Fazenda em Chapadão do Sul quase é leiloada devido a multa de ex-vereador

Uma multa eleitoral imposta ao ex-vereador Ari Miguel Pettenan desencadeou uma série de eventos que quase levaram à perda de uma fazenda de grande valor em Chapadão do Sul, localizada a 331 km de Campo Grande. A dívida, que variava entre R$ 38 mil e R$ 81 mil, foi suficiente para que a Justiça decidisse penhorar e leiloar imóveis rurais que ainda estavam registrados em nome do ex-parlamentar, mesmo que esses bens já tivessem sido vendidos anos atrás.

Os atuais ocupantes da propriedade afirmam que adquiriram a área no início dos anos 2000 e, desde então, mantêm a posse contínua, realizando atividades agrícolas e pagando tributos devidos. No entanto, a ausência de registro da compra em cartório manteve os imóveis formalmente vinculados ao antigo proprietário, o que possibilitou a execução judicial da dívida.
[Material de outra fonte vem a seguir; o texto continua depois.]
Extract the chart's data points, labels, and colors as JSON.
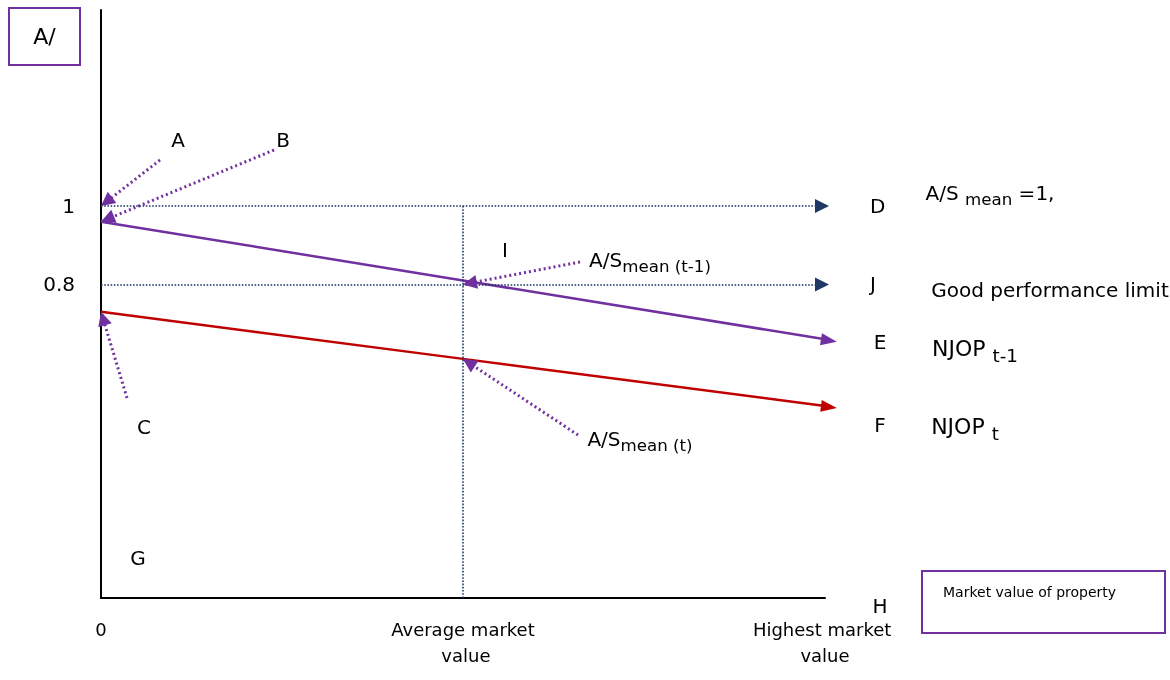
{
  "chart_data": {
    "type": "line",
    "xlabel": "Market value of property",
    "ylabel": "A/",
    "categories": [
      "0",
      "Average market value",
      "Highest market value"
    ],
    "series": [
      {
        "name": "NJOP $_{t-1}$",
        "color": "#7030a0",
        "values": [
          0.96,
          0.81,
          0.66
        ]
      },
      {
        "name": "NJOP $_{t}$",
        "color": "#c00000",
        "values": [
          0.73,
          0.61,
          0.49
        ]
      }
    ],
    "ylim": [
      0,
      1.5
    ],
    "yticks": [
      0.8,
      1
    ],
    "grid": false,
    "line_style": "solid",
    "ref_lines": [
      {
        "axis": "y",
        "value": 1,
        "label": "D",
        "color": "#1f3864",
        "line_style": "dotted"
      },
      {
        "axis": "y",
        "value": 0.8,
        "label": "J",
        "color": "#1f3864",
        "line_style": "dotted"
      },
      {
        "axis": "x",
        "value": "Average market value",
        "color": "#1f3864",
        "line_style": "dotted"
      }
    ],
    "annotations": [
      {
        "text": "A",
        "x": "0",
        "y": 1
      },
      {
        "text": "B",
        "x": "0",
        "y": 0.96
      },
      {
        "text": "C",
        "x": "0",
        "y": 0.73
      },
      "G",
      "I",
      "E",
      "F",
      "H",
      "A/S $_{mean}$ =1,",
      "Good performance limit",
      {
        "text": "A/S$_{mean (t-1)}$",
        "x": "Average market value",
        "y": 0.8
      },
      {
        "text": "A/S$_{mean (t)}$",
        "x": "Average market value",
        "y": 0.61
      }
    ]
  }
}
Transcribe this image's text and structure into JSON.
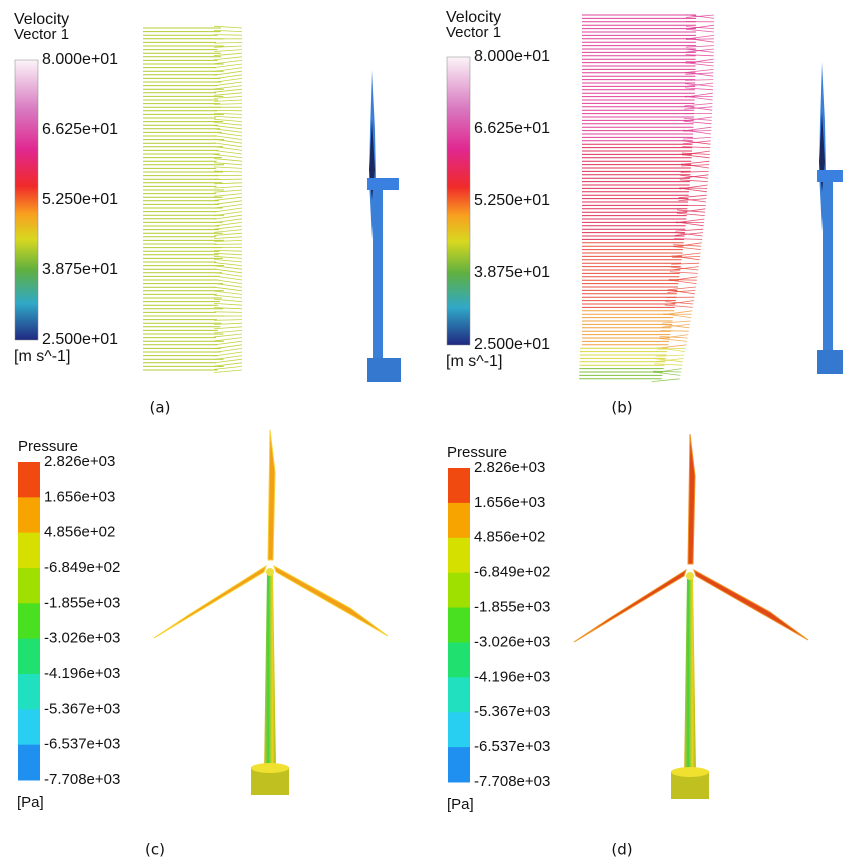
{
  "panels": [
    {
      "legend": {
        "title": [
          "Velocity",
          "Vector 1"
        ],
        "labels": [
          "8.000e+01",
          "6.625e+01",
          "5.250e+01",
          "3.875e+01",
          "2.500e+01"
        ],
        "unit": "[m s^-1]"
      },
      "caption": "(a)"
    },
    {
      "legend": {
        "title": [
          "Velocity",
          "Vector 1"
        ],
        "labels": [
          "8.000e+01",
          "6.625e+01",
          "5.250e+01",
          "3.875e+01",
          "2.500e+01"
        ],
        "unit": "[m s^-1]"
      },
      "caption": "(b)"
    },
    {
      "legend": {
        "title": [
          "Pressure"
        ],
        "labels": [
          "2.826e+03",
          "1.656e+03",
          "4.856e+02",
          "-6.849e+02",
          "-1.855e+03",
          "-3.026e+03",
          "-4.196e+03",
          "-5.367e+03",
          "-6.537e+03",
          "-7.708e+03"
        ],
        "unit": "[Pa]"
      },
      "caption": "(c)"
    },
    {
      "legend": {
        "title": [
          "Pressure"
        ],
        "labels": [
          "2.826e+03",
          "1.656e+03",
          "4.856e+02",
          "-6.849e+02",
          "-1.855e+03",
          "-3.026e+03",
          "-4.196e+03",
          "-5.367e+03",
          "-6.537e+03",
          "-7.708e+03"
        ],
        "unit": "[Pa]"
      },
      "caption": "(d)"
    }
  ]
}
Diante da impossibilidade de localizar valores em contas bancárias do ex-vereador, a Justiça recorreu aos bens registrados e levou as propriedades a leilão. Os imóveis, avaliados em milhões, foram arrematados por aproximadamente R$ 4 milhões, embora seu valor de mercado possa ultrapassar R$ 10 milhões, conforme os autos processuais. Essa situação crítica se tornou evidente apenas quando já havia uma ordem para transferência da posse ao novo comprador, o que poderia resultar na remoção forçada dos ocupantes que exploravam a terra há mais de duas décadas.
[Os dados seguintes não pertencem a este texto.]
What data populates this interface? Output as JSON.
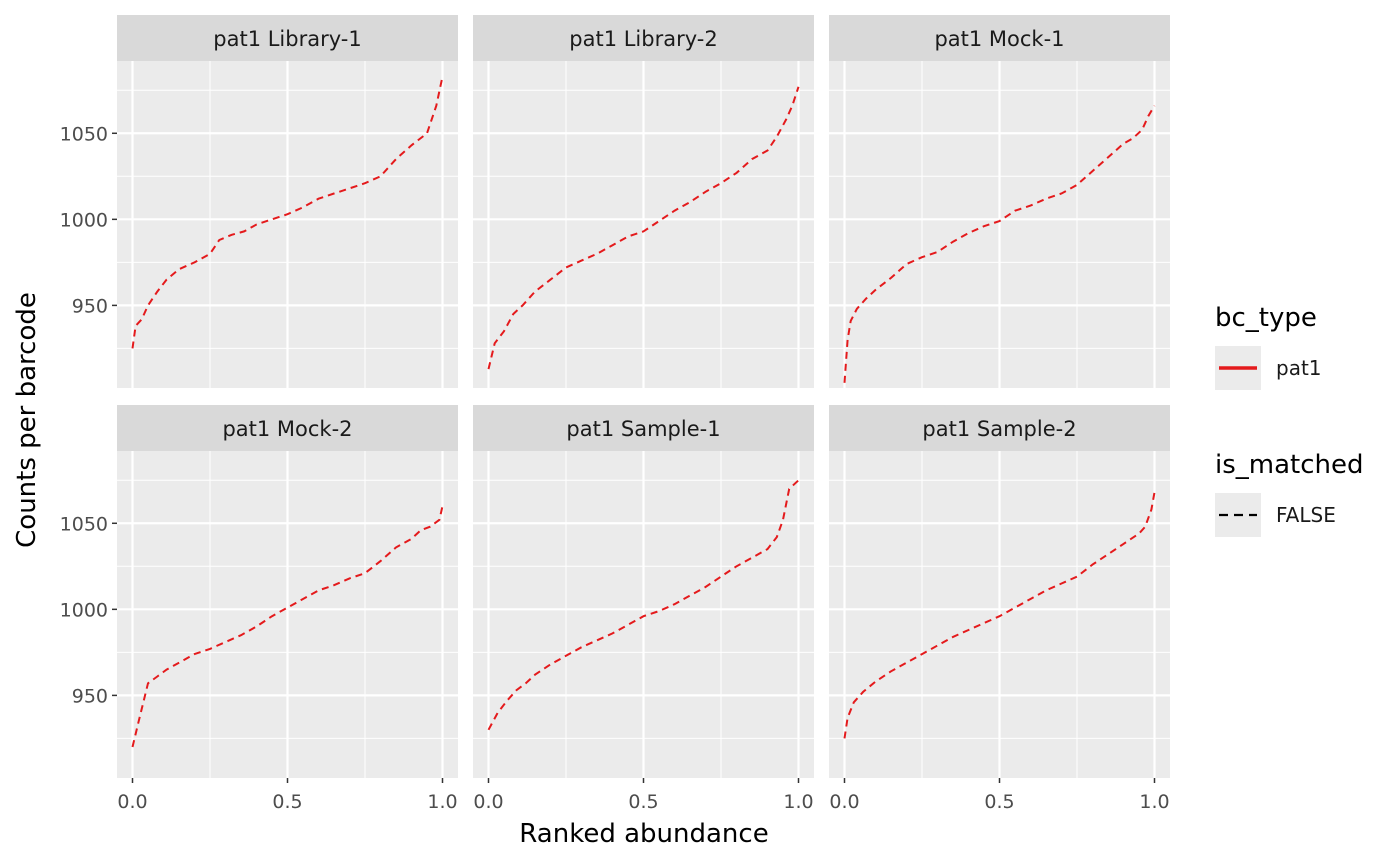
{
  "chart_data": {
    "type": "line",
    "xlabel": "Ranked abundance",
    "ylabel": "Counts per barcode",
    "xlim": [
      -0.05,
      1.05
    ],
    "ylim": [
      902,
      1092
    ],
    "x_ticks": [
      "0.0",
      "0.5",
      "1.0"
    ],
    "x_tick_values": [
      0,
      0.5,
      1
    ],
    "y_ticks": [
      "950",
      "1000",
      "1050"
    ],
    "y_tick_values": [
      950,
      1000,
      1050
    ],
    "grid": true,
    "line_color": "#e41a1c",
    "line_style": "dashed",
    "panels": [
      {
        "title": "pat1 Library-1",
        "x": [
          0,
          0.01,
          0.03,
          0.05,
          0.08,
          0.11,
          0.15,
          0.2,
          0.25,
          0.28,
          0.32,
          0.36,
          0.4,
          0.45,
          0.5,
          0.55,
          0.6,
          0.65,
          0.7,
          0.75,
          0.8,
          0.85,
          0.9,
          0.95,
          0.98,
          1.0
        ],
        "y": [
          925,
          938,
          942,
          950,
          958,
          965,
          971,
          975,
          980,
          988,
          991,
          993,
          997,
          1000,
          1003,
          1007,
          1012,
          1015,
          1018,
          1021,
          1025,
          1035,
          1043,
          1050,
          1066,
          1083
        ]
      },
      {
        "title": "pat1 Library-2",
        "x": [
          0,
          0.02,
          0.05,
          0.08,
          0.11,
          0.15,
          0.2,
          0.25,
          0.3,
          0.35,
          0.4,
          0.45,
          0.5,
          0.55,
          0.6,
          0.65,
          0.7,
          0.75,
          0.8,
          0.85,
          0.9,
          0.93,
          0.96,
          0.98,
          1.0
        ],
        "y": [
          913,
          928,
          935,
          945,
          950,
          958,
          965,
          972,
          976,
          980,
          985,
          990,
          993,
          999,
          1005,
          1010,
          1016,
          1021,
          1027,
          1035,
          1040,
          1048,
          1058,
          1066,
          1077
        ]
      },
      {
        "title": "pat1 Mock-1",
        "x": [
          0,
          0.01,
          0.02,
          0.04,
          0.07,
          0.1,
          0.15,
          0.2,
          0.25,
          0.3,
          0.35,
          0.4,
          0.45,
          0.5,
          0.55,
          0.6,
          0.65,
          0.7,
          0.75,
          0.8,
          0.85,
          0.9,
          0.93,
          0.96,
          0.98,
          1.0
        ],
        "y": [
          905,
          930,
          941,
          948,
          954,
          959,
          966,
          974,
          978,
          981,
          987,
          992,
          996,
          999,
          1005,
          1008,
          1012,
          1015,
          1020,
          1028,
          1036,
          1044,
          1047,
          1052,
          1060,
          1066
        ]
      },
      {
        "title": "pat1 Mock-2",
        "x": [
          0,
          0.02,
          0.05,
          0.08,
          0.11,
          0.15,
          0.2,
          0.25,
          0.3,
          0.35,
          0.4,
          0.45,
          0.5,
          0.55,
          0.6,
          0.65,
          0.7,
          0.75,
          0.8,
          0.85,
          0.9,
          0.93,
          0.96,
          0.99,
          1.0
        ],
        "y": [
          920,
          935,
          957,
          961,
          965,
          969,
          974,
          977,
          981,
          985,
          990,
          996,
          1001,
          1006,
          1011,
          1014,
          1018,
          1021,
          1028,
          1036,
          1041,
          1046,
          1048,
          1052,
          1060
        ]
      },
      {
        "title": "pat1 Sample-1",
        "x": [
          0,
          0.03,
          0.06,
          0.09,
          0.12,
          0.15,
          0.2,
          0.25,
          0.3,
          0.35,
          0.4,
          0.45,
          0.5,
          0.55,
          0.6,
          0.65,
          0.7,
          0.75,
          0.8,
          0.85,
          0.9,
          0.93,
          0.95,
          0.97,
          1.0
        ],
        "y": [
          930,
          940,
          947,
          953,
          957,
          962,
          968,
          973,
          978,
          982,
          986,
          991,
          996,
          999,
          1003,
          1008,
          1013,
          1019,
          1025,
          1030,
          1035,
          1042,
          1052,
          1070,
          1075
        ]
      },
      {
        "title": "pat1 Sample-2",
        "x": [
          0,
          0.01,
          0.03,
          0.06,
          0.1,
          0.15,
          0.2,
          0.25,
          0.3,
          0.35,
          0.4,
          0.45,
          0.5,
          0.55,
          0.6,
          0.65,
          0.7,
          0.75,
          0.8,
          0.85,
          0.9,
          0.95,
          0.97,
          0.99,
          1.0
        ],
        "y": [
          925,
          937,
          946,
          952,
          958,
          964,
          969,
          974,
          979,
          984,
          988,
          992,
          996,
          1001,
          1006,
          1011,
          1015,
          1019,
          1026,
          1032,
          1038,
          1044,
          1048,
          1058,
          1068
        ]
      }
    ],
    "legends": [
      {
        "title": "bc_type",
        "label": "pat1",
        "line": "solid",
        "color": "#e41a1c"
      },
      {
        "title": "is_matched",
        "label": "FALSE",
        "line": "dashed",
        "color": "#000000"
      }
    ]
  }
}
Uma ação foi movida pelos atuais ocupantes, apontando falhas no processo judicial, como a avaliação desatualizada, a falta de notificação dos ocupantes e a inclusão de um imóvel em leilão sem a devida autorização expressa. A Justiça reconheceu as irregularidades e anulou o leilão, mas impôs uma consequência significativa: os ocupantes terão que arcar com custas e honorários judiciais, que estão estimados em cerca de R$ 400 mil.

A decisão judicial destacou que a ausência de registro da compra foi o fator que possibilitou toda a cadeia de problemas enfrentados pelos atuais ocupantes da propriedade. Esse caso levanta questões importantes sobre a necessidade de registros formais em transações de imóveis, especialmente em situações que envolvem dívidas e execuções judiciais.